Los Estatutos de los Colegios, o los códigos deontológicos que en su caso aprueben los Colegios, podrán contemplar previsiones expresas dirigidas a exigir a los profesionales colegiados que su conducta en materia de comunicaciones comerciales sea ajustada a lo dispuesto en la ley, con la finalidad de salvaguardar la independencia e integridad de la profesión, así como, en su caso, el secreto profesional.

4.

El ejercicio profesional en forma societaria se regirá por lo previsto en las leyes. En ningún caso los colegios profesionales ni sus organizaciones colegiales podrán, por sí mismos o a través de sus estatutos o el resto de la normativa colegial, establecer restricciones al ejercicio profesional en forma societaria.

Artículo 5. Estructura interna y régimen de funcionamiento.

La estructura interna y el funcionamiento de los Colegios Profesionales y de los Consejos de Colegios de Aragón deberán ser democráticos.

Artículo 6. Relaciones con la Administración.

Los Colegios Profesionales y, en su caso, los Consejos de Colegios de Aragón se relacionarán con la Administración pública de la Comunidad Autónoma a través del Departamento de Presidencia y Relaciones Institucionales, sin perjuicio de que en aquellos asuntos que afecten al contenido de la profesión o actividad profesional, los Colegios Profesionales y los Consejos de Colegios de Aragón se relacionarán con el Departamento competente por razón de la materia.

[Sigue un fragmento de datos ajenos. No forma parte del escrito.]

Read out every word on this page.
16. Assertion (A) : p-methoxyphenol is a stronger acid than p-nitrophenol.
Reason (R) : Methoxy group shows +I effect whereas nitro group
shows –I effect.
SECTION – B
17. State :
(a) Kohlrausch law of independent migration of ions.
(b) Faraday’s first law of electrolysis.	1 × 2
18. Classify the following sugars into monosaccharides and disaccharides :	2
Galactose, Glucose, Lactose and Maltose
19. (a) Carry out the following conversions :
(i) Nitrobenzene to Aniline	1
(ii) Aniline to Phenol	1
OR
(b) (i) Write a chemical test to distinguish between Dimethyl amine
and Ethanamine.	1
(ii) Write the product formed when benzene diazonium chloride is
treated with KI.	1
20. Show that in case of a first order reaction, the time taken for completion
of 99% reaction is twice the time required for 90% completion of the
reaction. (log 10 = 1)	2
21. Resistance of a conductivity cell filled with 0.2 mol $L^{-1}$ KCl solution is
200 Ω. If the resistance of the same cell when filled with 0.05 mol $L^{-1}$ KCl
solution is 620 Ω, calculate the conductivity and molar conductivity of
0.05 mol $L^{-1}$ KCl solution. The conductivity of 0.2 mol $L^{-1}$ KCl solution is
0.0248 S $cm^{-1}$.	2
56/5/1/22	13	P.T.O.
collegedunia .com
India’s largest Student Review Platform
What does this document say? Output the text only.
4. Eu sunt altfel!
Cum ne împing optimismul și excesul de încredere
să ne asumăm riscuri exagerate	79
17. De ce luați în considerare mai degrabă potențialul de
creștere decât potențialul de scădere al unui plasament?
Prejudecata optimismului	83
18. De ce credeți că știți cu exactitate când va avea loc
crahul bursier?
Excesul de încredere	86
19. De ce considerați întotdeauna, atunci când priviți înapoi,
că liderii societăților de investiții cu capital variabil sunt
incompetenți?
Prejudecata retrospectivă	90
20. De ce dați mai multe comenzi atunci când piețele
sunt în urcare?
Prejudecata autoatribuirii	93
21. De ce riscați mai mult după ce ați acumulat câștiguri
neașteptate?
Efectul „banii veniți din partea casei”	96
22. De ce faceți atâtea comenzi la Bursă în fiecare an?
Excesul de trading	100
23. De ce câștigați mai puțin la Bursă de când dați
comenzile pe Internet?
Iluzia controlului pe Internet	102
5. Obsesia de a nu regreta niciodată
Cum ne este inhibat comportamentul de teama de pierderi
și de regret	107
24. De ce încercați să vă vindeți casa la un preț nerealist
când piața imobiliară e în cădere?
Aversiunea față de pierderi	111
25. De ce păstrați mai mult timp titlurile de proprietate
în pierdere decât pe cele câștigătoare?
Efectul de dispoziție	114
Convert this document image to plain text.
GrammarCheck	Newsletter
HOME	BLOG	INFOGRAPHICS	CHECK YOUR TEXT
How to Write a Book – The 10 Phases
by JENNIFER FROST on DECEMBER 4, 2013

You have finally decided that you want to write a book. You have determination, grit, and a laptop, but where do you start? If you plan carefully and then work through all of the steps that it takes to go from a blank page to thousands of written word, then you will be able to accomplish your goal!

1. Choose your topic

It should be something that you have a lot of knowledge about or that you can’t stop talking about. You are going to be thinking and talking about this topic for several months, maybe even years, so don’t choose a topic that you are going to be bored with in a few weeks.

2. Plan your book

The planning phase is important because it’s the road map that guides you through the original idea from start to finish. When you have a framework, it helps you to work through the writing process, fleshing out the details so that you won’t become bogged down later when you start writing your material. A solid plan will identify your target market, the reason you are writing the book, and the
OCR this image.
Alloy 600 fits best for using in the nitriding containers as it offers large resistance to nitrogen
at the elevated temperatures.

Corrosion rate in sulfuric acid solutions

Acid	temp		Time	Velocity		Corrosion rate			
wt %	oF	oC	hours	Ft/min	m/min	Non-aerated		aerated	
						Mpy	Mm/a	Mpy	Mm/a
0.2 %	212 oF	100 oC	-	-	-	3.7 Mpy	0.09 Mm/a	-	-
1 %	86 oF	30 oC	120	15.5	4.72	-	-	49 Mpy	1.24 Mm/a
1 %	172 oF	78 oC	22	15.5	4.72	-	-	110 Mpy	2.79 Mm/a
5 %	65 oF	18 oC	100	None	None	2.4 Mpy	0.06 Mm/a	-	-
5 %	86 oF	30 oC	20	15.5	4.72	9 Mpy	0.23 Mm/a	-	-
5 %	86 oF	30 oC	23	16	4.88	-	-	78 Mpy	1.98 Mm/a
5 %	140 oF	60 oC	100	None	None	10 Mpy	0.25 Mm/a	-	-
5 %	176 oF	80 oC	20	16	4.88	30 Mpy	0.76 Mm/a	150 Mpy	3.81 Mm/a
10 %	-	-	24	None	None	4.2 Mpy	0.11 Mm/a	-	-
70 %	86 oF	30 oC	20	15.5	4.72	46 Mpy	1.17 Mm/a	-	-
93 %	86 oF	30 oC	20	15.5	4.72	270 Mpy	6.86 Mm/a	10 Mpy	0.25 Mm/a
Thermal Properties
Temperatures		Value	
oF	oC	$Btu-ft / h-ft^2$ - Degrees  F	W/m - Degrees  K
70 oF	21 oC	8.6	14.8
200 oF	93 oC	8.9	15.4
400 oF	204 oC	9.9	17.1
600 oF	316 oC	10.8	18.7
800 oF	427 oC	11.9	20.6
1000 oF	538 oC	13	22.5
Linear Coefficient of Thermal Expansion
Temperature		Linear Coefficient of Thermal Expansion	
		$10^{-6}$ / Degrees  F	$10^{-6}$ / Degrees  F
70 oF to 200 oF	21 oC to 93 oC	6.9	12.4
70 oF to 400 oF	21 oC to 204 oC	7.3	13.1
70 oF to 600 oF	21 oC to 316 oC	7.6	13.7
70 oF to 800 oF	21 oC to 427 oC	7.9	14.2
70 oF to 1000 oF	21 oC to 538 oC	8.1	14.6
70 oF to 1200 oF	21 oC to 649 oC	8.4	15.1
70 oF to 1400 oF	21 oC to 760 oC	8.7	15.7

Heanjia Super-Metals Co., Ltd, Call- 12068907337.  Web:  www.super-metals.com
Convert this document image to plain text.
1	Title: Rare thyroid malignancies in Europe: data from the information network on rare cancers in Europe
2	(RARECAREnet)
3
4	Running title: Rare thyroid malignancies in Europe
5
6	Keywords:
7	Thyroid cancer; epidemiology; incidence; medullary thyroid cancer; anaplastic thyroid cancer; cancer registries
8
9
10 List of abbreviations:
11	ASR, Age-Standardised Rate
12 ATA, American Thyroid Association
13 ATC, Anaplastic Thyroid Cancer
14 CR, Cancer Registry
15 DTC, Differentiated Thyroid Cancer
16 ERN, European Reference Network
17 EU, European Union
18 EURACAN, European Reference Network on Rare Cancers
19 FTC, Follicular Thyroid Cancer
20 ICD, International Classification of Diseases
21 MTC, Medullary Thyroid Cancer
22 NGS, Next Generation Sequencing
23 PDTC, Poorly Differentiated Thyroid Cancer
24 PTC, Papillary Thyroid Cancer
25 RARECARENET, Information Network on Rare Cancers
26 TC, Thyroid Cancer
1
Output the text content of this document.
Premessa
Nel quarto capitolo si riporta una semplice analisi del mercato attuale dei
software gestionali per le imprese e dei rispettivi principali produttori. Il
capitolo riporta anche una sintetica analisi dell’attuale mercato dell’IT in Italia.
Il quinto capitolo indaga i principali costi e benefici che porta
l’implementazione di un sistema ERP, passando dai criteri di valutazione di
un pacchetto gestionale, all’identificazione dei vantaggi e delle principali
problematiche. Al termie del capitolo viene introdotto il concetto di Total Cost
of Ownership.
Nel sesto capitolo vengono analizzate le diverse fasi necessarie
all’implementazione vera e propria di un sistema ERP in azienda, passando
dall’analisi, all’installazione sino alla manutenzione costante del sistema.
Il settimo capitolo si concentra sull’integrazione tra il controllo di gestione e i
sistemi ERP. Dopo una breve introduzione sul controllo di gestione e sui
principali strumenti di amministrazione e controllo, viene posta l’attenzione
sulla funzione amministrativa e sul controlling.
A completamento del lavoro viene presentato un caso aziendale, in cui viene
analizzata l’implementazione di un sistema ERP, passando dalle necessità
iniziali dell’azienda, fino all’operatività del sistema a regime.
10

Artículo 7. Delegación de competencias.

1.

Los Colegios Profesionales ejercerán, además de las funciones propias, las competencias administrativas que les atribuya la legislación estatal y autonómica.

2.

La Administración de la Comunidad Autónoma podrá suscribir con los Colegios Profesionales y los Consejos de Colegios de Aragón convenios para la realización de actividades de interés común, sin perjuicio de la utilización de otras técnicas de colaboración.

3.

Los actos y las resoluciones que los Colegios Profesionales y los Consejos de Colegios de Aragón dicten en uso de la delegación a la que se refiere el apartado primero de este artículo, no agotarán la vía administrativa y serán susceptibles de recurso ordinario ante el Consejero al que corresponda por razón de la materia.